The need for viable augmentation strategies to assist in the pharmacological management of treatment-resistant depression has become so dire that clinicians seem to perk up to any option nowadays – regardless of how fly-by-night, “here today gone tomorrow” it may be. This is happening, at least in part, due to the ever-growing problem of suboptimum response to traditional antidepressant therapies.
The genesis of treatment-resistant depressions is linked to how neurotransmitters are born. Cell bodies manufacture their own messenger molecules – more typically referred to as neurotransmitters. The neurotransmitters thought to play the biggest role in mood – norepinephrine, serotonin and dopamine – are generated via pathways that start with amino acids and end with the neurotransmitters just mentioned. The problem is that we humans are not all able to manufacture the same amount of neurotransmitters. The rate of development also varies and is controlled by our genotype.

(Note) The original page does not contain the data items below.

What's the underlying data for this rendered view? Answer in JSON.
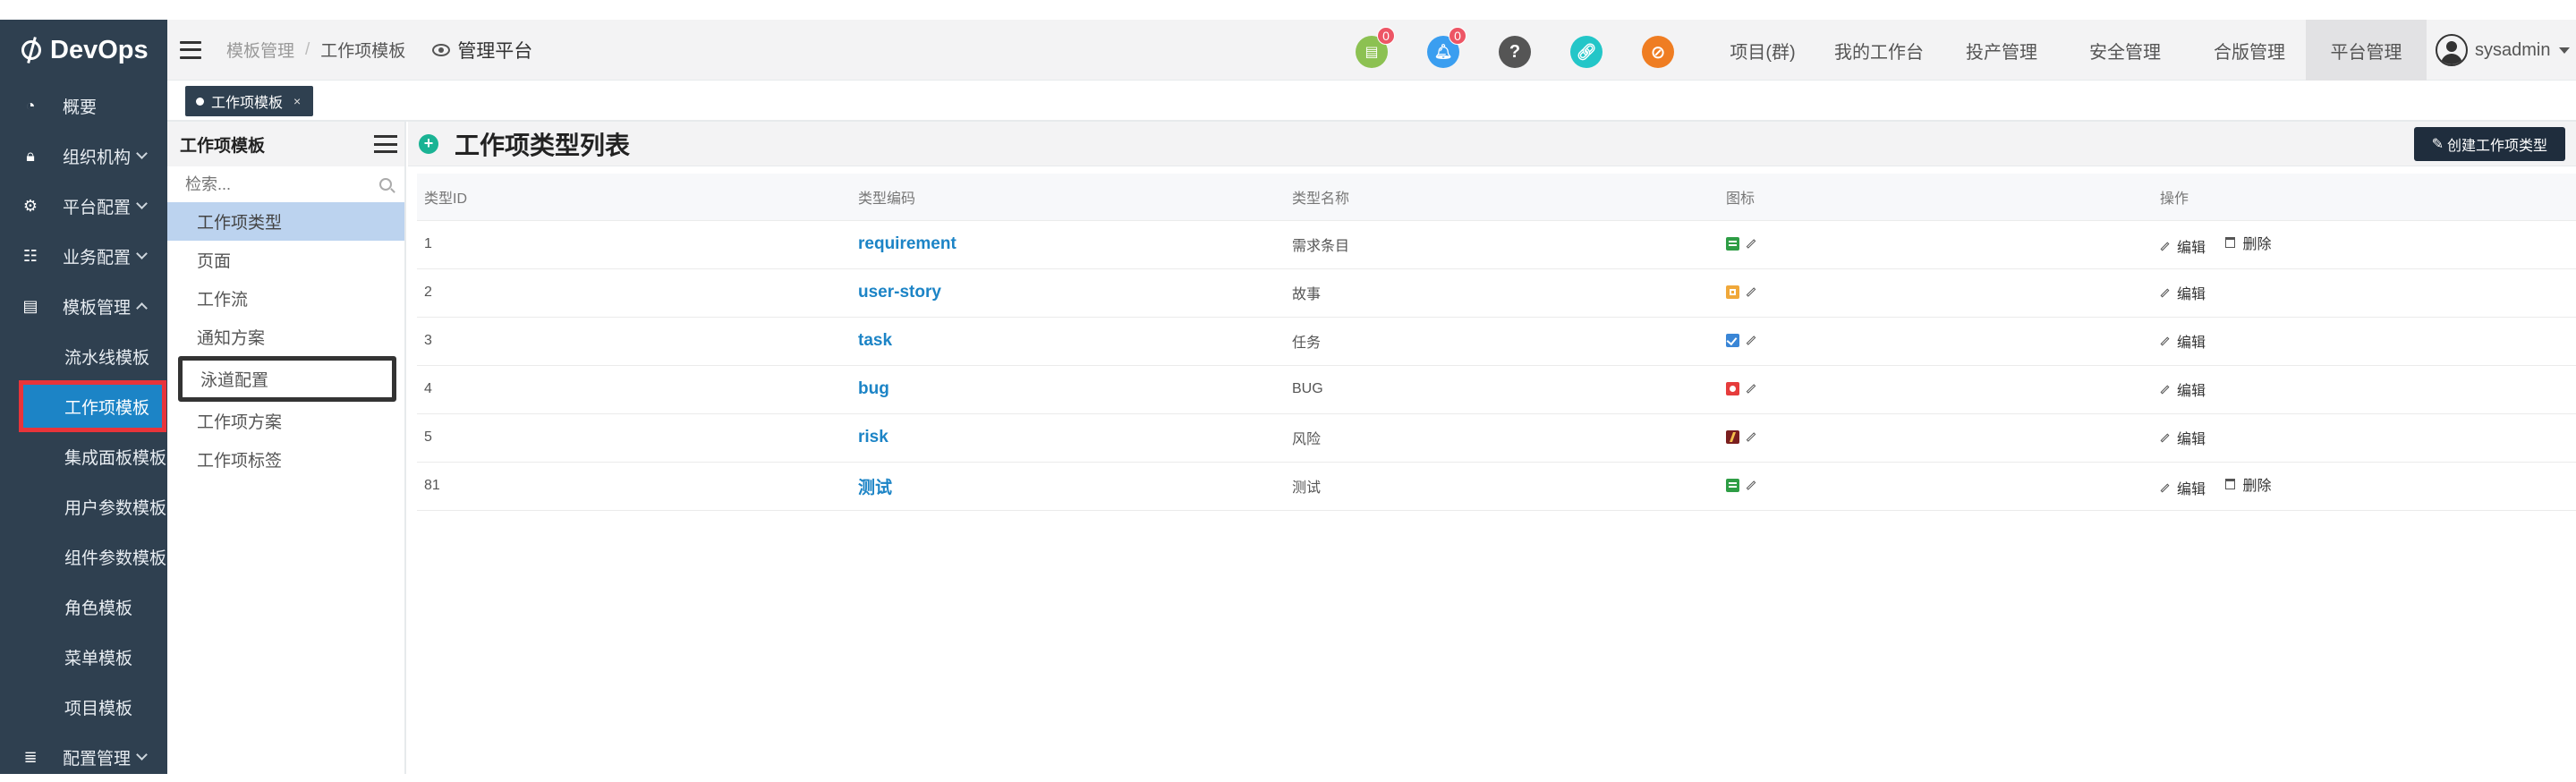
{
  "app": {
    "logo": "DevOps"
  },
  "sidebar": {
    "items": [
      {
        "label": "概要",
        "icon": "dashboard-icon"
      },
      {
        "label": "组织机构",
        "icon": "lock-icon"
      },
      {
        "label": "平台配置",
        "icon": "gear-icon"
      },
      {
        "label": "业务配置",
        "icon": "sliders-icon"
      },
      {
        "label": "模板管理",
        "icon": "template-icon"
      }
    ],
    "sub_items": [
      "流水线模板",
      "工作项模板",
      "集成面板模板",
      "用户参数模板",
      "组件参数模板",
      "角色模板",
      "菜单模板",
      "项目模板"
    ],
    "last_item": {
      "label": "配置管理",
      "icon": "database-icon"
    }
  },
  "header": {
    "breadcrumb": [
      "模板管理",
      "工作项模板"
    ],
    "separator": "/",
    "platform": "管理平台",
    "task_badge": "0",
    "bell_badge": "0",
    "help_glyph": "?",
    "nav": [
      "项目(群)",
      "我的工作台",
      "投产管理",
      "安全管理",
      "合版管理",
      "平台管理"
    ],
    "user": "sysadmin",
    "colors": {
      "task": "#8cc152",
      "bell": "#3a9ef0",
      "help": "#555555",
      "link": "#23c6c8",
      "block": "#ef7d22"
    }
  },
  "tabs": {
    "active": "工作项模板",
    "close": "×"
  },
  "template_menu": {
    "title": "工作项模板",
    "search_placeholder": "检索...",
    "items": [
      "工作项类型",
      "页面",
      "工作流",
      "通知方案",
      "泳道配置",
      "工作项方案",
      "工作项标签"
    ]
  },
  "main": {
    "title": "工作项类型列表",
    "create_button": "创建工作项类型",
    "columns": [
      "类型ID",
      "类型编码",
      "类型名称",
      "图标",
      "操作"
    ],
    "rows": [
      {
        "id": "1",
        "code": "requirement",
        "name": "需求条目",
        "icon": "green-list-icon",
        "actions": [
          "编辑",
          "删除"
        ]
      },
      {
        "id": "2",
        "code": "user-story",
        "name": "故事",
        "icon": "orange-story-icon",
        "actions": [
          "编辑"
        ]
      },
      {
        "id": "3",
        "code": "task",
        "name": "任务",
        "icon": "blue-check-icon",
        "actions": [
          "编辑"
        ]
      },
      {
        "id": "4",
        "code": "bug",
        "name": "BUG",
        "icon": "red-bug-icon",
        "actions": [
          "编辑"
        ]
      },
      {
        "id": "5",
        "code": "risk",
        "name": "风险",
        "icon": "lightning-icon",
        "actions": [
          "编辑"
        ]
      },
      {
        "id": "81",
        "code": "测试",
        "name": "测试",
        "icon": "green-list-icon",
        "actions": [
          "编辑",
          "删除"
        ]
      }
    ]
  }
}
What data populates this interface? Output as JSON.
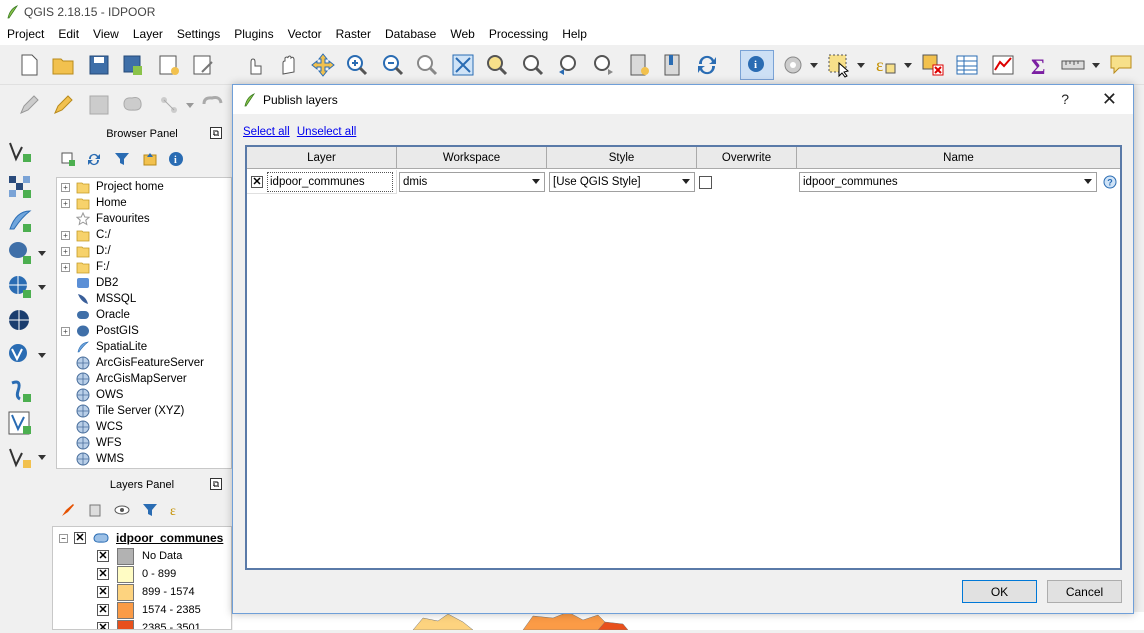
{
  "window": {
    "title": "QGIS 2.18.15 - IDPOOR"
  },
  "menu": [
    "Project",
    "Edit",
    "View",
    "Layer",
    "Settings",
    "Plugins",
    "Vector",
    "Raster",
    "Database",
    "Web",
    "Processing",
    "Help"
  ],
  "browser_panel": {
    "title": "Browser Panel",
    "items": [
      {
        "label": "Project home",
        "icon": "folder-icon",
        "expandable": true
      },
      {
        "label": "Home",
        "icon": "folder-icon",
        "expandable": true
      },
      {
        "label": "Favourites",
        "icon": "star-icon",
        "expandable": false
      },
      {
        "label": "C:/",
        "icon": "folder-icon",
        "expandable": true
      },
      {
        "label": "D:/",
        "icon": "folder-icon",
        "expandable": true
      },
      {
        "label": "F:/",
        "icon": "folder-icon",
        "expandable": true
      },
      {
        "label": "DB2",
        "icon": "db2-icon",
        "expandable": false
      },
      {
        "label": "MSSQL",
        "icon": "mssql-icon",
        "expandable": false
      },
      {
        "label": "Oracle",
        "icon": "oracle-icon",
        "expandable": false
      },
      {
        "label": "PostGIS",
        "icon": "postgis-icon",
        "expandable": true
      },
      {
        "label": "SpatiaLite",
        "icon": "spatialite-icon",
        "expandable": false
      },
      {
        "label": "ArcGisFeatureServer",
        "icon": "globe-icon",
        "expandable": false
      },
      {
        "label": "ArcGisMapServer",
        "icon": "globe-icon",
        "expandable": false
      },
      {
        "label": "OWS",
        "icon": "globe-icon",
        "expandable": false
      },
      {
        "label": "Tile Server (XYZ)",
        "icon": "globe-icon",
        "expandable": false
      },
      {
        "label": "WCS",
        "icon": "globe-icon",
        "expandable": false
      },
      {
        "label": "WFS",
        "icon": "globe-icon",
        "expandable": false
      },
      {
        "label": "WMS",
        "icon": "globe-icon",
        "expandable": false
      }
    ]
  },
  "layers_panel": {
    "title": "Layers Panel",
    "layer_name": "idpoor_communes",
    "legend": [
      {
        "label": "No Data",
        "color": "#b2b2b2"
      },
      {
        "label": "0 - 899",
        "color": "#fffcc4"
      },
      {
        "label": "899 - 1574",
        "color": "#fdd37f"
      },
      {
        "label": "1574 - 2385",
        "color": "#fb9b46"
      },
      {
        "label": "2385 - 3501",
        "color": "#e8501c"
      }
    ]
  },
  "dialog": {
    "title": "Publish layers",
    "help": "?",
    "select_all": "Select all",
    "unselect_all": "Unselect all",
    "columns": [
      "Layer",
      "Workspace",
      "Style",
      "Overwrite",
      "Name"
    ],
    "row": {
      "layer": "idpoor_communes",
      "workspace": "dmis",
      "style": "[Use QGIS Style]",
      "overwrite": false,
      "name": "idpoor_communes"
    },
    "ok": "OK",
    "cancel": "Cancel"
  },
  "colors": {
    "accent": "#0078d7",
    "dialog_border": "#6f9fd8"
  }
}
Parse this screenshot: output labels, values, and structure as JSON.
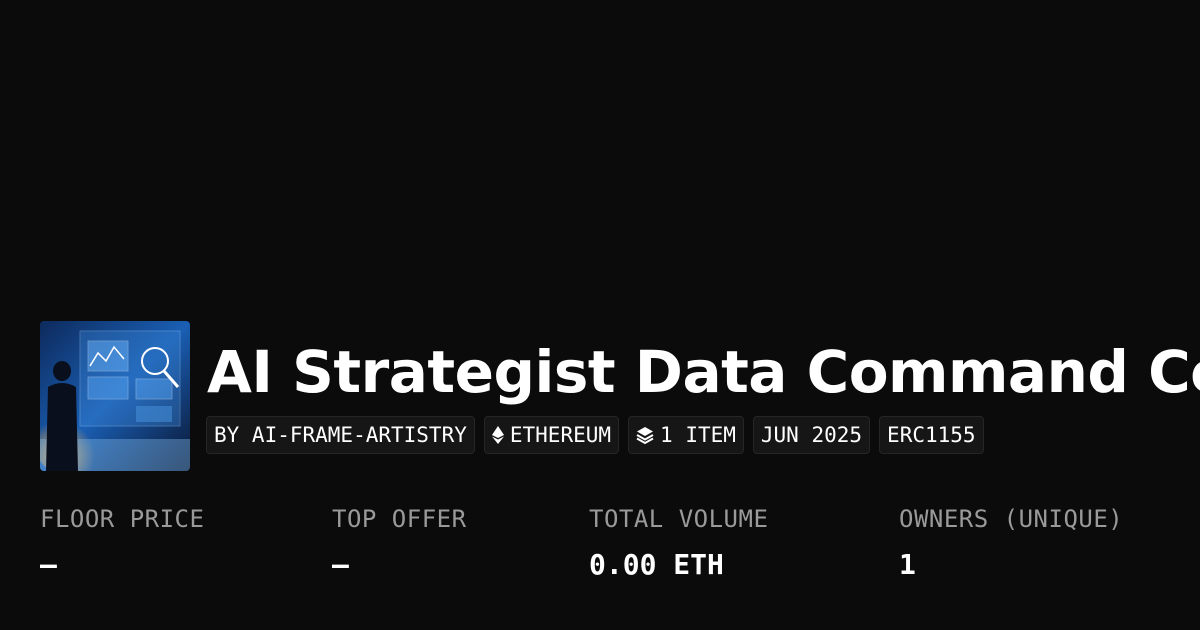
{
  "collection": {
    "title": "AI Strategist Data Command Cen",
    "thumbnail_icon": "collection-artwork-image"
  },
  "tags": {
    "creator": "BY AI-FRAME-ARTISTRY",
    "chain": "ETHEREUM",
    "chain_icon": "ethereum-icon",
    "items": "1 ITEM",
    "items_icon": "layers-icon",
    "date": "JUN 2025",
    "standard": "ERC1155"
  },
  "stats": [
    {
      "label": "FLOOR PRICE",
      "value": "–"
    },
    {
      "label": "TOP OFFER",
      "value": "–"
    },
    {
      "label": "TOTAL VOLUME",
      "value": "0.00 ETH"
    },
    {
      "label": "OWNERS (UNIQUE)",
      "value": "1"
    }
  ],
  "colors": {
    "background": "#0b0b0b",
    "tag_background": "#161616",
    "label": "#9a9a9a",
    "text": "#ffffff"
  }
}
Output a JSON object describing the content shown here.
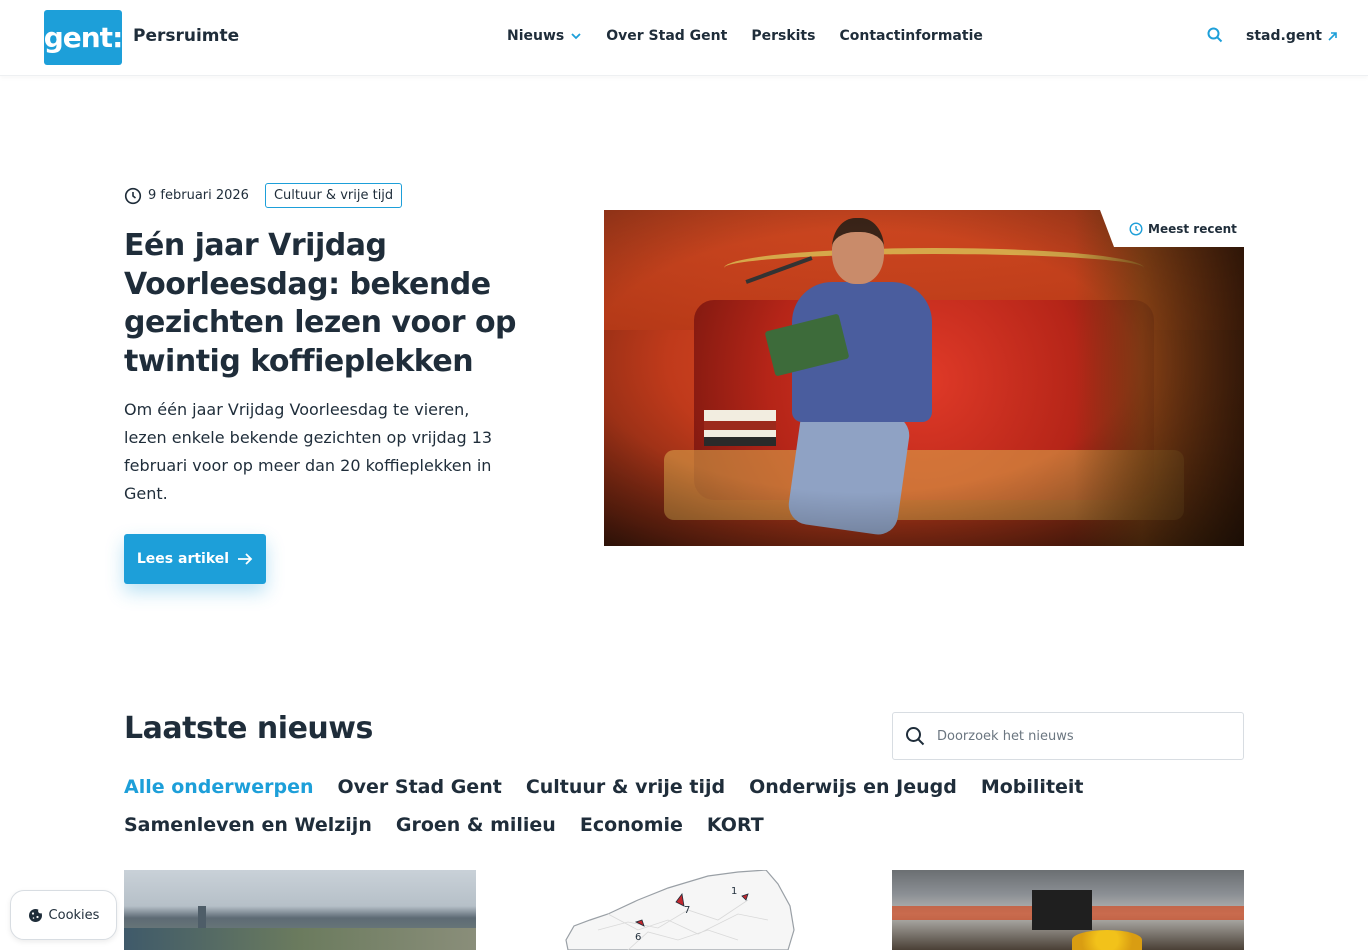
{
  "header": {
    "logo_text": "gent:",
    "site_name": "Persruimte",
    "nav": [
      {
        "label": "Nieuws"
      },
      {
        "label": "Over Stad Gent"
      },
      {
        "label": "Perskits"
      },
      {
        "label": "Contactinformatie"
      }
    ],
    "external_link": "stad.gent"
  },
  "hero": {
    "date": "9 februari 2026",
    "tag": "Cultuur & vrije tijd",
    "title": "Eén jaar Vrijdag Voorleesdag: bekende gezichten lezen voor op twintig koffieplekken",
    "text": "Om één jaar Vrijdag Voorleesdag te vieren, lezen enkele bekende gezichten op vrijdag 13 februari voor op meer dan 20 koffieplekken in Gent.",
    "cta": "Lees artikel",
    "badge": "Meest recent"
  },
  "latest": {
    "title": "Laatste nieuws",
    "search_placeholder": "Doorzoek het nieuws",
    "topics": [
      {
        "label": "Alle onderwerpen",
        "active": true
      },
      {
        "label": "Over Stad Gent"
      },
      {
        "label": "Cultuur & vrije tijd"
      },
      {
        "label": "Onderwijs en Jeugd"
      },
      {
        "label": "Mobiliteit"
      },
      {
        "label": "Samenleven en Welzijn"
      },
      {
        "label": "Groen & milieu"
      },
      {
        "label": "Economie"
      },
      {
        "label": "KORT"
      }
    ],
    "map_labels": [
      "1",
      "7",
      "6"
    ]
  },
  "cookies": {
    "label": "Cookies"
  },
  "colors": {
    "accent": "#1d9fd9",
    "text": "#1f2d3a"
  }
}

SAMe and L-methylfolate aid in the synthesis and subsequent generation of neurotransmitters. A breakdown in the functioning of these substances results in neurotransmitter development impairment.
Recent, well conducted studies with both SAMe and L-methylfolate have created quite a buzz. These studies give high marks to the effectiveness and tolerability of both SAMe and L-methylfolate as augmenting agents to traditional SSRI and SNRI antidepressants when these agents as monotherapy yielded suboptimal response rates.
The robust results from these recent studies should not be a gateway to irrational exuberance; but by the same token, all potentially effective options for the ever-growing population of folks struggling to achieve symptom remission from depression via pharmacotherapy should definitely remain on the table.